We wrote awhile back about a customization that can be done to limit a user's roles dynamically at a signon time, but wanted to point out an issue with it that came up recently during some customer discussions on our ERP Firewall for PeopleSoft product.

The essence of the customization revolved around creating extra tables for storing the "real" list of roles for a user separately so that the PeopleTools tables that stores the roles for a user can be modified at signon time. The way that PeopleTools is delivered there is one table that is both the "master" list of roles for a user and the "current" list of roles for the user's session.

A little bird told me that this may get addressed in future PeopleTools versions (let's hope for PeopleTools 8.50!), but for now the modification that we outlined in the previous blog entry is the only way to accomplish this.

So what's the problem?

Now consider the scenario where your CFO logs in from a public kiosk at a conference somewhere to enter her expense report. You have implemented the customization to limit her roles to just those that would allow her to enter expenses and not be able to do things like pull up your P&L reports when she logs in this way.

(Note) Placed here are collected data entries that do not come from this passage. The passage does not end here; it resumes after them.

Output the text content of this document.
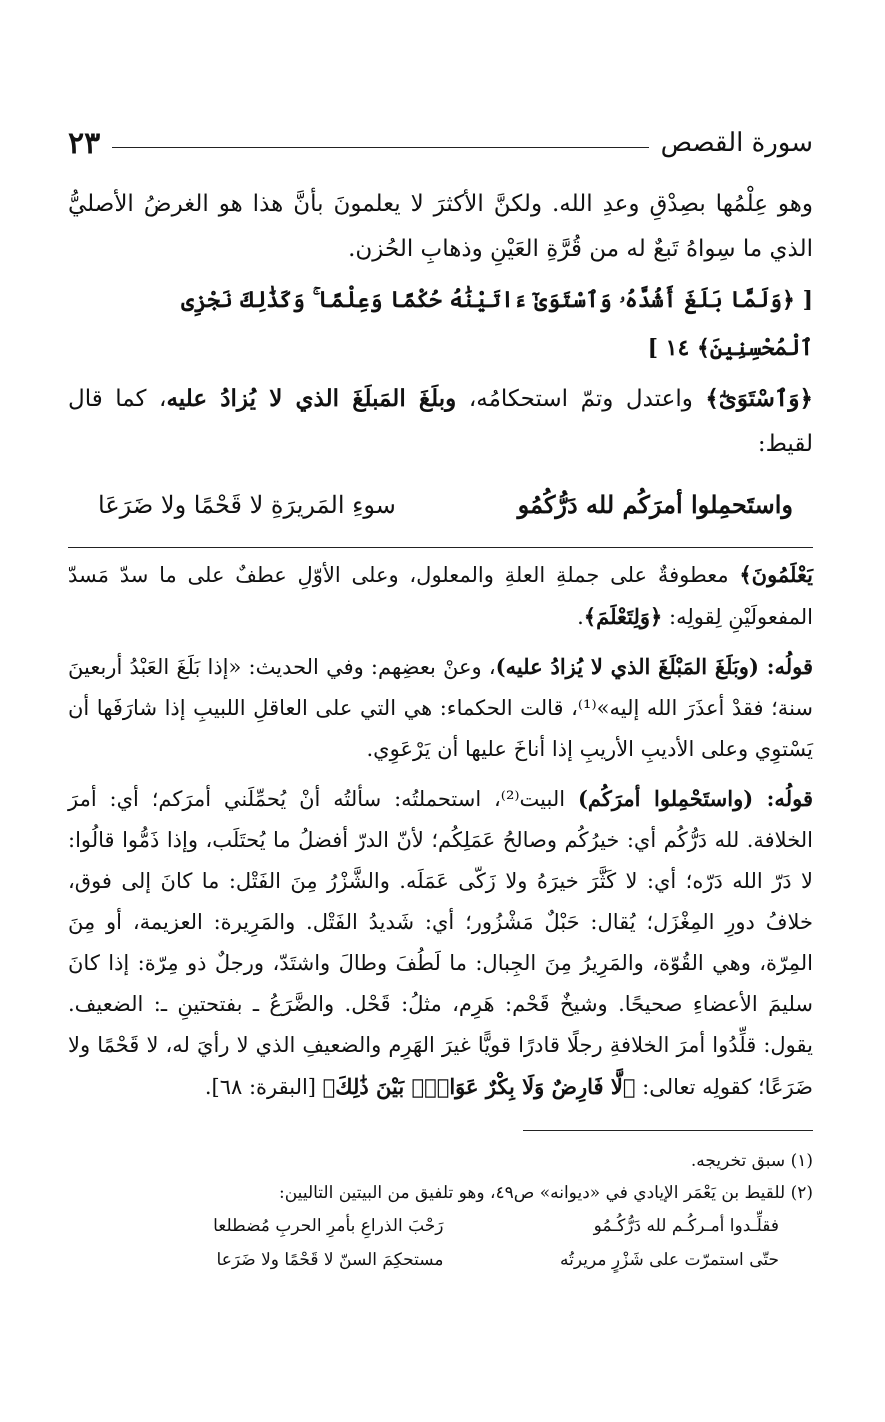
سورة القصص
٢٣

وهو عِلْمُها بصِدْقِ وعدِ الله. ولكنَّ الأكثرَ لا يعلمونَ بأنَّ هذا هو الغرضُ الأصليُّ الذي ما سِواهُ تَبعٌ له من قُرَّةِ العَيْنِ وذهابِ الحُزن.

[ ﴿وَلَمَّا بَلَغَ أَشُدَّهُۥ وَٱسْتَوَىٰٓ ءَاتَيْنَٰهُ حُكْمًا وَعِلْمًا ۚ وَكَذَٰلِكَ نَجْزِى ٱلْمُحْسِنِينَ﴾ ١٤ ]

﴿وَٱسْتَوَىٰٓ﴾ واعتدل وتمّ استحكامُه، وبلَغَ المَبلَغَ الذي لا يُزادُ عليه، كما قال لقيط:

واستَحمِلوا أمرَكُم لله دَرُّكُمُو
سوءِ المَريرَةِ لا قَحْمًا ولا ضَرَعَا

يَعْلَمُونَ﴾ معطوفةٌ على جملةِ العلةِ والمعلول، وعلى الأوّلِ عطفٌ على ما سدّ مَسدّ المفعولَيْنِ لِقولِه: ﴿وَلِتَعْلَمَ﴾.

قولُه: (وبَلَغَ المَبْلَغَ الذي لا يُزادُ عليه)، وعنْ بعضِهم: وفي الحديث: «إذا بَلَغَ العَبْدُ أربعينَ سنة؛ فقدْ أعذَرَ الله إليه»⁽¹⁾، قالت الحكماء: هي التي على العاقلِ اللبيبِ إذا شارَفَها أن يَسْتوِي وعلى الأديبِ الأريبِ إذا أناخَ عليها أن يَرْعَوِي.

قولُه: (واستَحْمِلوا أمرَكُم) البيت⁽²⁾، استحملتُه: سألتُه أنْ يُحمِّلَني أمرَكم؛ أي: أمرَ الخلافة. لله دَرُّكُم أي: خيرُكُم وصالحُ عَمَلِكُم؛ لأنّ الدرّ أفضلُ ما يُحتَلَب، وإذا ذَمُّوا قالُوا: لا دَرّ الله دَرّه؛ أي: لا كَثَّرَ خيرَهُ ولا زَكّى عَمَلَه. والشَّزْرُ مِنَ الفَتْل: ما كانَ إلى فوق، خلافُ دورِ المِغْزَل؛ يُقال: حَبْلٌ مَشْزُور؛ أي: شَديدُ الفَتْل. والمَرِيرة: العزيمة، أو مِنَ المِرّة، وهي القُوّة، والمَرِيرُ مِنَ الجِبال: ما لَطُفَ وطالَ واشتَدّ، ورجلٌ ذو مِرّة: إذا كانَ سليمَ الأعضاءِ صحيحًا. وشيخٌ قَحْم: هَرِم، مثلُ: قَحْل. والضَّرَعُ ـ بفتحتينِ ـ: الضعيف. يقول: قلِّدُوا أمرَ الخلافةِ رجلًا قادرًا قويًّا غيرَ الهَرِم والضعيفِ الذي لا رأيَ له، لا قَحْمًا ولا ضَرَعًا؛ كقولِه تعالى: ﴿لَّا فَارِضٌ وَلَا بِكْرٌ عَوَانٌۢ بَيْنَ ذَٰلِكَ﴾ [البقرة: ٦٨].

(١) سبق تخريجه.

(٢) للقيط بن يَعْمَر الإيادي في «ديوانه» ص٤٩، وهو تلفيق من البيتين التاليين:

فقلِّـدوا أمـركُـم لله دَرُّكُـمُو
رَحْبَ الذراعِ بأمرِ الحربِ مُضطلعا
حتّى استمرّت على شَزْرٍ مريرتُه
مستحكِمَ السنّ لا قَحْمًا ولا ضَرَعا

What happens when some other process runs (batch, workflow, etc.) and checks to see who is in the high level finance roles? It won't find your CFO. Not good.

And the answer?

One answer is to do a thorough search of all of the application code for role queries, references to PSROLEUSER, use of the IsUserInRole() PeopleCode function and modify those to use the customized "role master" table that the previous blog entry outlined.

Another answer is to wait for PeopleTools to support the notion of "session level" roles.

Another solution is to use some sort application level firewalling solution. Of course, we're partial to our own application firewall for PeopleSoft, but there are other ways of achieving this as well.